Ethiopia has introduced AI content across its secondary school ICT curriculum covering grades 7 to 12, as part of a national drive to build AI literacy from primary school level upwards. The Ethiopian government, supported by the Ethiopian Artificial Intelligence Institute, has announced ambitions to make AI an elective subject in primary education and a core component of upper secondary education. The initiative is backed by Prime Minister Abiy Ahmed and tied to a broader national strategy that includes the “5 Million Coders” campaign and the establishment of the Ethiopian Artificial Intelligence Institute as the central implementing body.

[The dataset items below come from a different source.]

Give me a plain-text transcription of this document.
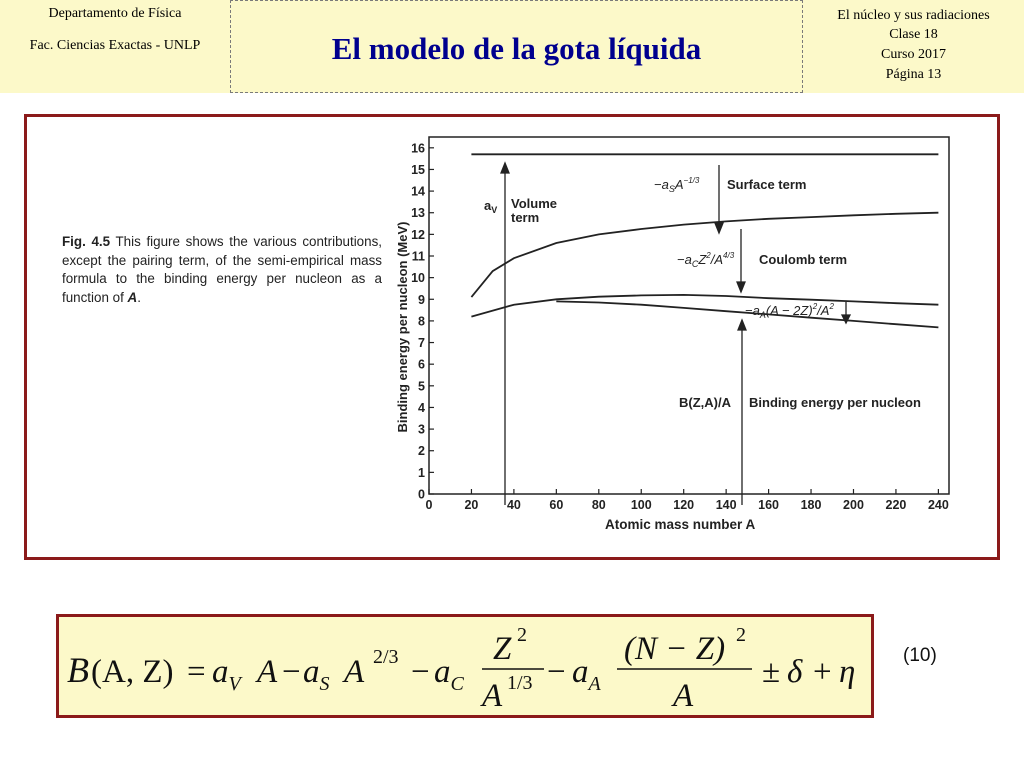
Departamento de Física
Fac. Ciencias Exactas - UNLP	El modelo de la gota líquida
El núcleo y sus radiaciones
Clase 18
Curso 2017
Página 13
Fig. 4.5 This figure shows the various contributions, except the pairing term, of the semi-empirical mass formula to the binding energy per nucleon as a function of A.
0	20 40 60 80 100 120 140 160 180 200 220 240
0
1
2
3
4
5
6
7
8
9
10
11
12
13
14
15
16
Binding energy per nucleon (MeV)
Atomic mass number A
$a_V$ Volume
term
$-a_SA^{-1/3}$ Surface term
$-a_CZ^2/A^{4/3}$ Coulomb term
$-a_A(A - 2Z)^2/A^2$
B(Z,A)/A Binding energy per nucleon
B (A, $Z) = a_V$ $A - a_S$ A $2/3 - a_C$
Z 2
A $1/3 - a_A$
(N − Z) 2
A
± δ + η	(10)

A peer-reviewed analysis of the existing ICT curriculum (published in 2025) found that current AI content is limited to definitional explanations and descriptions of common AI applications. The analysis concludes that much work remains to build genuine secondary-school AI literacy and competency rather than surface-level awareness.

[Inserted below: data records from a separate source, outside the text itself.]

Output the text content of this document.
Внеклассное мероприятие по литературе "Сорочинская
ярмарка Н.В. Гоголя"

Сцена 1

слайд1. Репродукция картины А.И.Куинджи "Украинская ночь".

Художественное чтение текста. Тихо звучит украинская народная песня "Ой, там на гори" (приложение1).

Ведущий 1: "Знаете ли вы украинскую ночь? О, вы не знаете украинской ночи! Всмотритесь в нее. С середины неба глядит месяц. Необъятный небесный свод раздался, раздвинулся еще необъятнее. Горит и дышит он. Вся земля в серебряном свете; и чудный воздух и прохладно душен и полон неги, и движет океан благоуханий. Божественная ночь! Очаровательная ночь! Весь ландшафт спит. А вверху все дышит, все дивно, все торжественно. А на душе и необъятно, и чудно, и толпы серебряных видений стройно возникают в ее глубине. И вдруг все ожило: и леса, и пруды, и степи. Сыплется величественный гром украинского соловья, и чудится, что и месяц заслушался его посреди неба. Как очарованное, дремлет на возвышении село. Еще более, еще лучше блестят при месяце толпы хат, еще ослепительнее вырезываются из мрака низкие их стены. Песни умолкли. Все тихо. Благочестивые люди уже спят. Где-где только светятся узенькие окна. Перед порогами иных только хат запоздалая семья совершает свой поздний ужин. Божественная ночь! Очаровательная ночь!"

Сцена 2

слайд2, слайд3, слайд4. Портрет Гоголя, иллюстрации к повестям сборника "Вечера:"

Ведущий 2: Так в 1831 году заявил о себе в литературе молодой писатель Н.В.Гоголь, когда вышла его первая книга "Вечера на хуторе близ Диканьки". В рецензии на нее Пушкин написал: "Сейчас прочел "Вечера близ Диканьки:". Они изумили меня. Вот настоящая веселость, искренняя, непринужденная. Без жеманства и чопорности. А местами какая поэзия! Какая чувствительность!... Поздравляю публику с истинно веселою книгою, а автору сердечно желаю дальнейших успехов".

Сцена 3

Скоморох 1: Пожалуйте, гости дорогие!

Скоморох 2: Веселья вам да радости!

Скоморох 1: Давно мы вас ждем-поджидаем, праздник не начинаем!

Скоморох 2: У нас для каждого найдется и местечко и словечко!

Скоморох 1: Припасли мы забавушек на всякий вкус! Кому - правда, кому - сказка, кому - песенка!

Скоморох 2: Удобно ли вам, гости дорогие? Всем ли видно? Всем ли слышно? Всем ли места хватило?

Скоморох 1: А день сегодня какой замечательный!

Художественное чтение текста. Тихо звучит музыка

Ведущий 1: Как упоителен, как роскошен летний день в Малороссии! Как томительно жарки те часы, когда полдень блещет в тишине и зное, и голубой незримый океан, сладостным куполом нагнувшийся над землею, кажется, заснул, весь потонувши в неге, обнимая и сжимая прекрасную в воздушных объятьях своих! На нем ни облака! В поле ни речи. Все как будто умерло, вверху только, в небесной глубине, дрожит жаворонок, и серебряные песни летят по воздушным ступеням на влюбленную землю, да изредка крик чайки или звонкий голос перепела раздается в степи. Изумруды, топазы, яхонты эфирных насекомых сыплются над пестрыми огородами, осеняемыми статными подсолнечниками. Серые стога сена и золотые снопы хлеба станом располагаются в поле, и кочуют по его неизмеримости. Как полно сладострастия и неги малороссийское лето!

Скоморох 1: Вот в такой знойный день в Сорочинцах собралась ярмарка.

Who it affects: Secondary school students in grades 7–12 who follow the national ICT curriculum; primary school students if the elective AI pathway is rolled out as announced. No mandatory teacher training programme with defined standards has been confirmed.

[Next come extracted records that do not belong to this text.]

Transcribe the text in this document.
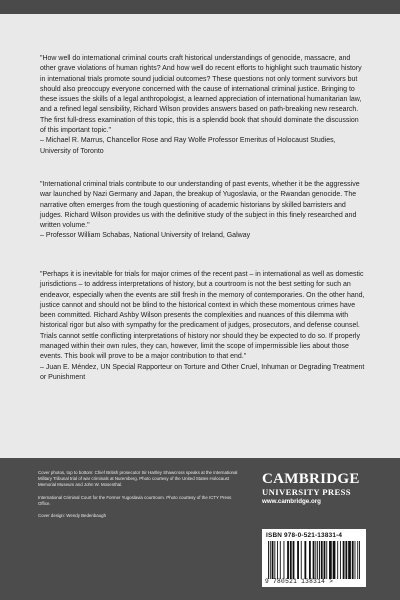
"How well do international criminal courts craft historical understandings of genocide, massacre, and other grave violations of human rights? And how well do recent efforts to highlight such traumatic history in international trials promote sound judicial outcomes? These questions not only torment survivors but should also preoccupy everyone concerned with the cause of international criminal justice. Bringing to these issues the skills of a legal anthropologist, a learned appreciation of international humanitarian law, and a refined legal sensibility, Richard Wilson provides answers based on path-breaking new research. The first full-dress examination of this topic, this is a splendid book that should dominate the discussion of this important topic."

– Michael R. Marrus, Chancellor Rose and Ray Wolfe Professor Emeritus of Holocaust Studies, University of Toronto

"International criminal trials contribute to our understanding of past events, whether it be the aggressive war launched by Nazi Germany and Japan, the breakup of Yugoslavia, or the Rwandan genocide. The narrative often emerges from the tough questioning of academic historians by skilled barristers and judges. Richard Wilson provides us with the definitive study of the subject in this finely researched and written volume."

– Professor William Schabas, National University of Ireland, Galway

"Perhaps it is inevitable for trials for major crimes of the recent past – in international as well as domestic jurisdictions – to address interpretations of history, but a courtroom is not the best setting for such an endeavor, especially when the events are still fresh in the memory of contemporaries. On the other hand, justice cannot and should not be blind to the historical context in which these momentous crimes have been committed. Richard Ashby Wilson presents the complexities and nuances of this dilemma with historical rigor but also with sympathy for the predicament of judges, prosecutors, and defense counsel. Trials cannot settle conflicting interpretations of history nor should they be expected to do so. If properly managed within their own rules, they can, however, limit the scope of impermissible lies about those events. This book will prove to be a major contribution to that end."

– Juan E. Méndez, UN Special Rapporteur on Torture and Other Cruel, Inhuman or Degrading Treatment or Punishment

Cover photos, top to bottom: Chief British prosecutor Sir Hartley Shawcross speaks at the International Military Tribunal trial of war criminals at Nuremberg. Photo courtesy of the United States Holocaust Memorial Museum and John W. Mosenthal.

International Criminal Court for the Former Yugoslavia courtroom. Photo courtesy of the ICTY Press Office.

Cover design: Wendy Bedenbaugh

CAMBRIDGE
UNIVERSITY PRESS
www.cambridge.org
ISBN 978-0-521-13831-4
9 780521 138314 >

What is notably missing: The AI curriculum content is embedded in existing ICT classes, not a standalone subject with dedicated instructional time. There is no enacted binding law mandating AI literacy, no confirmed dedicated funding for implementation, and no defined teacher training standard before rollout. The gap between aspirational announcements and classroom reality is significant given Ethiopia’s digital infrastructure constraints.